Messier's 'announcement' a surprising blunder


By Scott Burnside, ESPN.com

So, Mark Messier wakes up one day, eats a bag of popular brand-name chips, downs a couple of cold medication pills and thinks, "Hey, you know what? I should be the general manager of the New York Rangers!"

Mark Messier

Good thing for Gary Bettman that Messier didn't instead decide he wanted to be NHL commissioner. Hey, wait a minute ...

Seriously, though, there's something rather odd about Messier's sudden matter-of-fact revelation and the rather curious, shoulder-shrugging, "OK, we'll see" response from current Rangers GM Glen Sather.

Now, no one wants to hurt Messier's feelings. He's a future Hall of Famer who ranks among the best forwards to play the game. He is one of the best leaders of all time in any sport. If you offend him, there is the possibility he will tear your head off and drop chip crumbs down the opening just for fun.

But there is something more than a little off-putting about the whole thing.

As great a player as Messier was, he has absolutely no experience to recommend him as a general manager. Not now. Maybe not ever.

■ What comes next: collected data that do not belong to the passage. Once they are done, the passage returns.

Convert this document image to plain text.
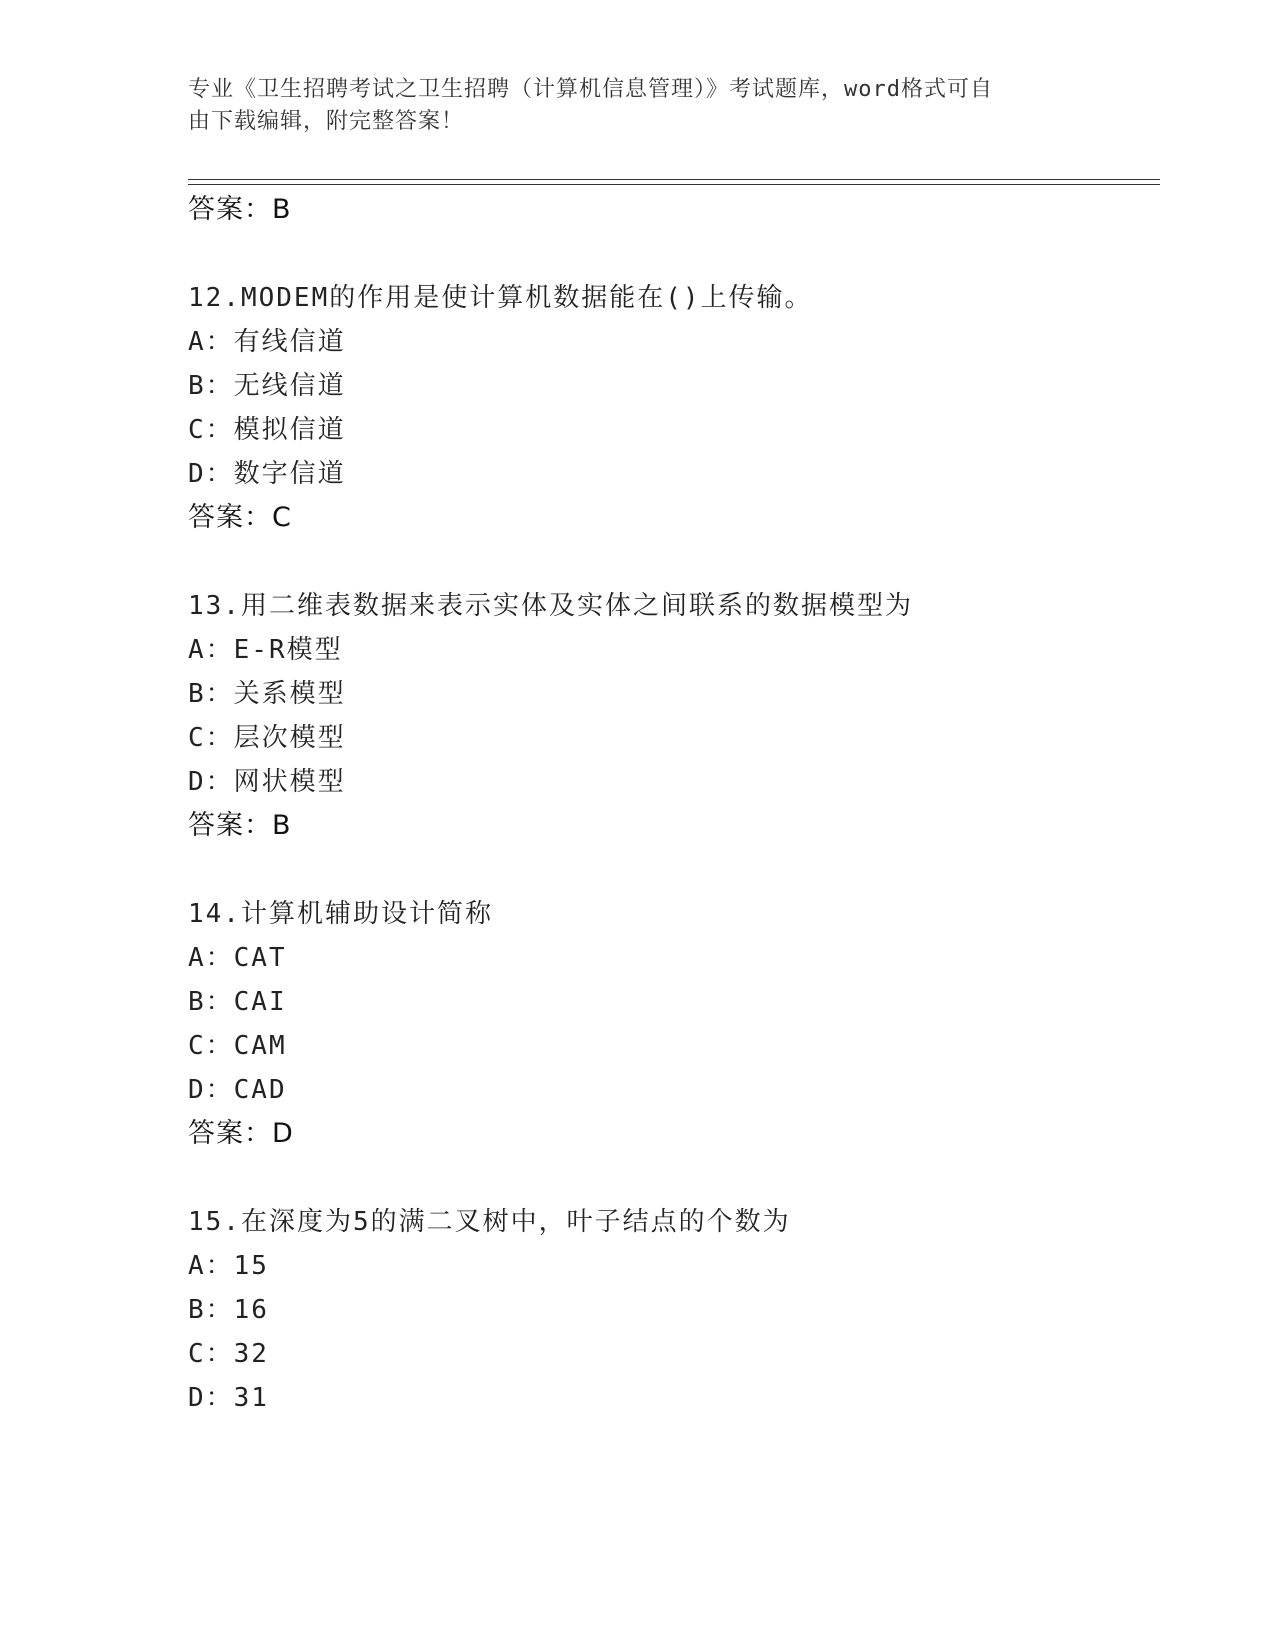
专业《卫生招聘考试之卫生招聘（计算机信息管理）》考试题库，word格式可自
由下载编辑，附完整答案！
答案：B
12.MODEM的作用是使计算机数据能在()上传输。
A：有线信道
B：无线信道
C：模拟信道
D：数字信道
答案：C
13.用二维表数据来表示实体及实体之间联系的数据模型为
A：E-R模型
B：关系模型
C：层次模型
D：网状模型
答案：B
14.计算机辅助设计简称
A：CAT
B：CAI
C：CAM
D：CAD
答案：D
15.在深度为5的满二叉树中，叶子结点的个数为
A：15
B：16
C：32
D：31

If he looked around the NHL, he would see he's not alone in his desire to turn a Hall of Fame career into something meaningful in the post-retirement hockey world.

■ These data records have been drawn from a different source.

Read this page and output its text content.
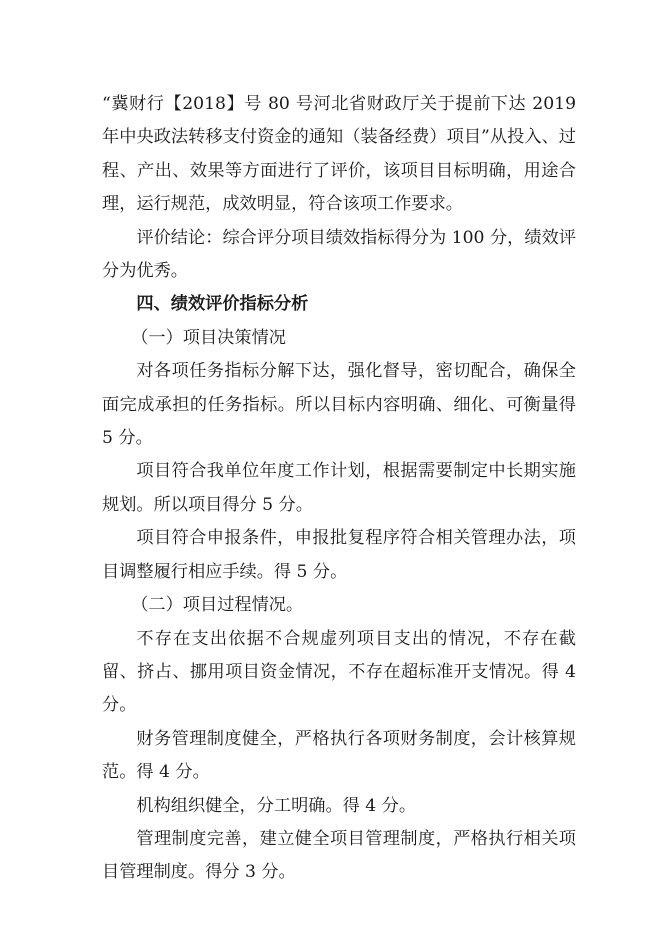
“冀财行【2018】号 80 号河北省财政厅关于提前下达 2019 年中央政法转移支付资金的通知（装备经费）项目”从投入、过程、产出、效果等方面进行了评价，该项目目标明确，用途合理，运行规范，成效明显，符合该项工作要求。

评价结论：综合评分项目绩效指标得分为 100 分，绩效评分为优秀。

四、绩效评价指标分析

（一）项目决策情况

对各项任务指标分解下达，强化督导，密切配合，确保全面完成承担的任务指标。所以目标内容明确、细化、可衡量得 5 分。

项目符合我单位年度工作计划，根据需要制定中长期实施规划。所以项目得分 5 分。

项目符合申报条件，申报批复程序符合相关管理办法，项目调整履行相应手续。得 5 分。

（二）项目过程情况。

不存在支出依据不合规虚列项目支出的情况，不存在截留、挤占、挪用项目资金情况，不存在超标准开支情况。得 4 分。

财务管理制度健全，严格执行各项财务制度，会计核算规范。得 4 分。

机构组织健全，分工明确。得 4 分。

管理制度完善，建立健全项目管理制度，严格执行相关项目管理制度。得分 3 分。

Steve Yzerman is paying his dues in the upper offices of the Detroit Red Wings. He's already been tabbed to run Canada's entry at the World Championships this summer in Moscow. But at no point did Yzerman call up The Detroit Free Press and say, "You know, I think I'd like Ken Holland's job when he's done with it."

In Los Angeles, Luc Robitaille is paying his dues with the Kings, attending board of governors meetings and the like. He has not tried to jump the queue and announce his intentions to run the Kings or any other major business operation.

Yzerman and Robitaille wouldn't do it because they understand their place in their new worlds and respect the people ahead of them, people like Holland and Detroit assistant GM Jim Nill and Kings GM Dean Lombardi and assistant Ron Hextall.

If there's something Messier should know and respect, it's paying dues. And he hasn't. Not even close.

Even if there was something lost in the translation between Edmonton, where the story broke, and New York, the notion that Messier expects to be handed the job at some point does a disservice to those who have actually worked hard to get to that point (like Rangers assistant GM Don Maloney).

It also does a disservice to Messier, who should know better.


Tocchet So, it's been a year since Rick Tocchet was implicated in the now-famous Operation Slap Shot betting scandal. "Implicated" is the operative word because, a year later, Tocchet still has not been formally charged but rather just put on notice.

New Jersey authorities plan, at some point, to charge him with a series of crimes in connection with the alleged betting ring. Some experts have recently said it's not unusual for authorities to take this long to bring charges in a case like this, but we can't help but feel some empathy for Tocchet, who is in professional limbo and barred from the NHL until the matter is cleared up.

New Jersey officials have been curiously tight-lipped about the proceedings, especially after all the convenient leaks that took place immediately after the probe hit the headlines.

The longer the wait for any formal action against Tocchet, the more this looks like an issue of rush to judgment and the greater the odor of law enforcement and state officials looking to make a name for themselves without having the goods.

In the end, the real story may be the issue of justice for Tocchet.